Actions are first-class. For an LLM, an action is just more text. A tool call is tokens out, a tool result is tokens in, and the model must infer from prose what its action did. A world model takes the action as an explicit, typed input (the a in predict(s, a)) and is trained specifically on what actions do. Cause and effect is the whole curriculum rather than something absorbed second-hand from prose about other people’s causes and effects.
Side by side:
| LLM | World model | |
|---|---|---|
| Predicts | next token | next state |
| Given | a context window of text | current state + an action |
| State between calls | none, resent every time | persistent, carried forward |
| “What if?” | narrates a plausible story | rolls the trajectory forward |
| Learns from | mostly static text | logged action-result pairs |
Ask an LLM what happens if you turn the heater on and it will tell you a story about the room warming up, and it will be a good story, statistically resembling the millions of similar stories in its training data. Ask a world model and it runs it, the same way our rollout did. For chatting, the story is fine. For deciding whether to actually flip a relay on hardware you’re responsible for, I want the simulation.
To be fair to LLMs, they do pick up something world-model-ish internally. Interpretability work has found neurons in Llama-family models tracking space and time surprisingly well. But those representations are passive and rebuilt from scratch on every call. Having read a lot about rooms is not the same as tracking the temperature of this one.
Where this series goes
This post is deliberately the shallow end. My predict cheats in ways that stop mattering only in toy problems: the state is three fields I chose by hand, the dynamics are made up, and nothing is learned. Real systems have to invent their own state representation from messy high-dimensional observations, learn the transition function from logs, and avoid some entertaining failure modes while doing it (there’s one called representation collapse, where the model discovers it can score perfectly by declaring every state identical, which is the ML equivalent of a student answering every question with “no change”).
Roughly where we’re headed:
- The code-free introduction and this post. State, actions, rollouts. The function signature.
- Learning
predictfrom data. Replacing my hand-written physics with a fitted model, still in TypeScript, still no notation. - Latent states. What happens when the state is a sensor array or camera frame and the model has to compress it itself. This is where the field gets interesting and where the maths finally earns its keep.

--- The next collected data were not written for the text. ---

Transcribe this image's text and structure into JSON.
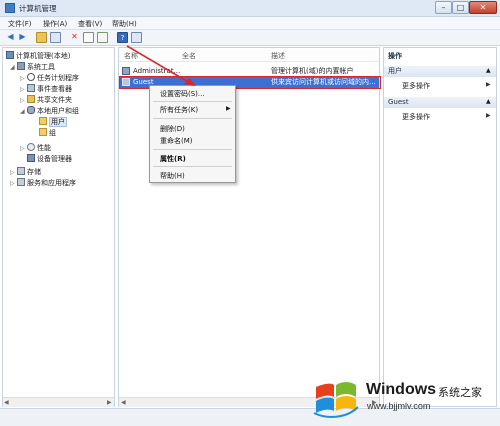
{
  "window": {
    "title": "计算机管理",
    "minimize": "–",
    "maximize": "□",
    "close": "✕"
  },
  "menu": [
    "文件(F)",
    "操作(A)",
    "查看(V)",
    "帮助(H)"
  ],
  "tree": [
    {
      "label": "计算机管理(本地)",
      "icon": "computer-icon",
      "expander": ""
    },
    {
      "label": "系统工具",
      "icon": "tools-icon",
      "expander": "◢"
    },
    {
      "label": "任务计划程序",
      "icon": "clock-icon",
      "expander": "▷"
    },
    {
      "label": "事件查看器",
      "icon": "event-viewer-icon",
      "expander": "▷"
    },
    {
      "label": "共享文件夹",
      "icon": "folder-share-icon",
      "expander": "▷"
    },
    {
      "label": "本地用户和组",
      "icon": "users-icon",
      "expander": "◢"
    },
    {
      "label": "用户",
      "icon": "folder-icon",
      "expander": ""
    },
    {
      "label": "组",
      "icon": "folder-icon",
      "expander": ""
    },
    {
      "label": "性能",
      "icon": "performance-icon",
      "expander": "▷"
    },
    {
      "label": "设备管理器",
      "icon": "device-manager-icon",
      "expander": ""
    },
    {
      "label": "存储",
      "icon": "storage-icon",
      "expander": "▷"
    },
    {
      "label": "服务和应用程序",
      "icon": "services-icon",
      "expander": "▷"
    }
  ],
  "list": {
    "headers": [
      "名称",
      "全名",
      "描述"
    ],
    "rows": [
      {
        "name": "Administrat...",
        "fullname": "",
        "desc": "管理计算机(域)的内置帐户"
      },
      {
        "name": "Guest",
        "fullname": "",
        "desc": "供来宾访问计算机或访问域的内..."
      }
    ]
  },
  "context_menu": [
    "设置密码(S)...",
    "所有任务(K)",
    "删除(D)",
    "重命名(M)",
    "属性(R)",
    "帮助(H)"
  ],
  "actions": {
    "header": "操作",
    "group1": "用户",
    "group1_item": "更多操作",
    "group2": "Guest",
    "group2_item": "更多操作"
  },
  "watermark": {
    "brand": "Windows",
    "tagline": "系统之家",
    "url": "www.bjjmlv.com"
  },
  "colors": {
    "selection": "#3e6fd3",
    "arrow": "#d9262b"
  }
}
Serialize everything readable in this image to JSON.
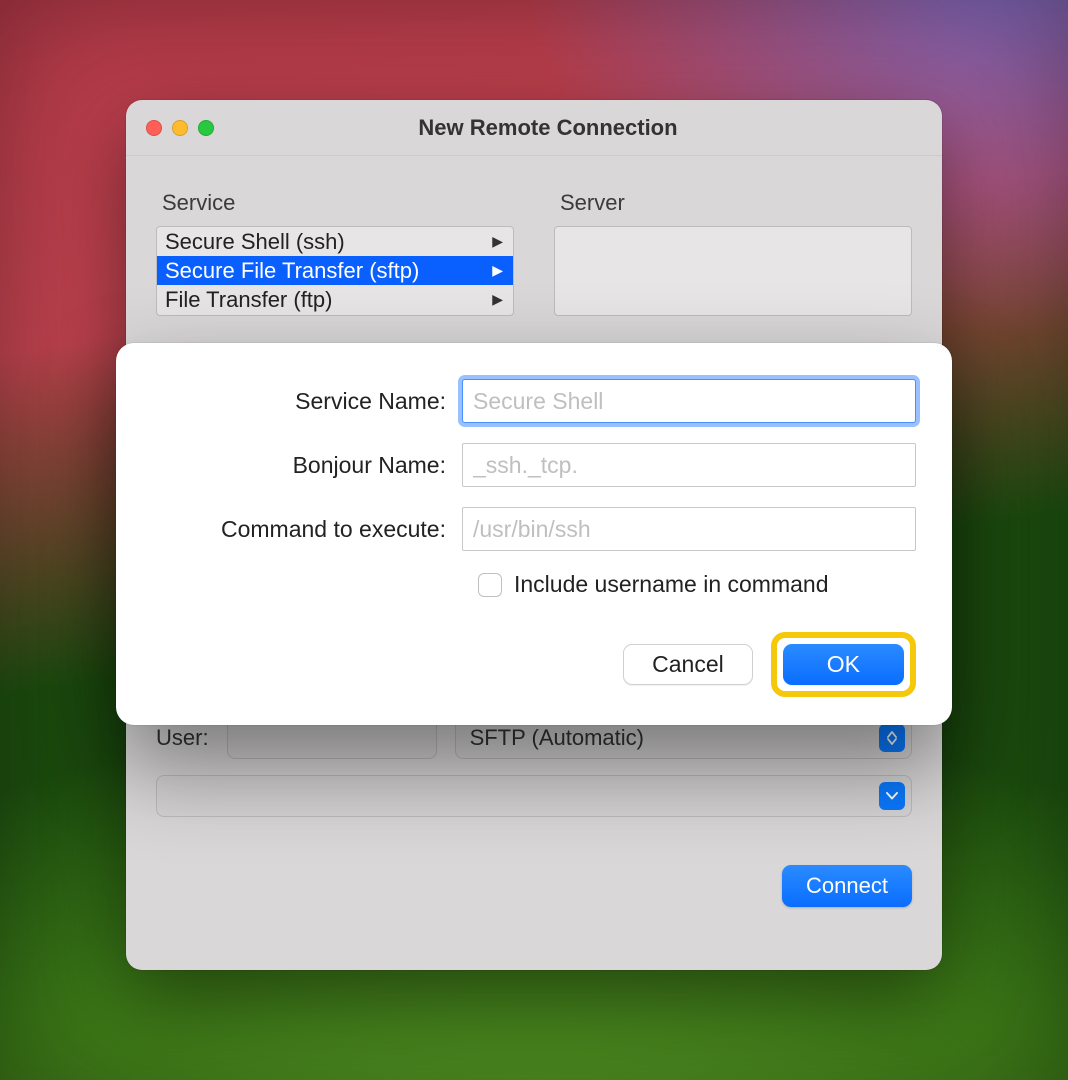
{
  "window": {
    "title": "New Remote Connection",
    "service_header": "Service",
    "server_header": "Server",
    "services": [
      {
        "label": "Secure Shell (ssh)",
        "selected": false
      },
      {
        "label": "Secure File Transfer (sftp)",
        "selected": true
      },
      {
        "label": "File Transfer (ftp)",
        "selected": false
      }
    ],
    "user_label": "User:",
    "user_value": "",
    "scheme_selected": "SFTP (Automatic)",
    "connect_label": "Connect"
  },
  "sheet": {
    "service_name_label": "Service Name:",
    "service_name_placeholder": "Secure Shell",
    "bonjour_label": "Bonjour Name:",
    "bonjour_placeholder": "_ssh._tcp.",
    "command_label": "Command to execute:",
    "command_placeholder": "/usr/bin/ssh",
    "include_username_label": "Include username in command",
    "cancel_label": "Cancel",
    "ok_label": "OK"
  }
}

- The open-source landscape. DreamerV3, JEPA and friends, what you can run on your own hardware, and why that matters more than it first appears.
- World models and physical devices. Where the action-result firehose from real hardware meets all of the above.
If you take one thing from today, take the function signature. An LLM completes your text. A world model, given where you are and what you’re about to do, tells you where you’ll be. Everything else in this series is elaboration on that difference.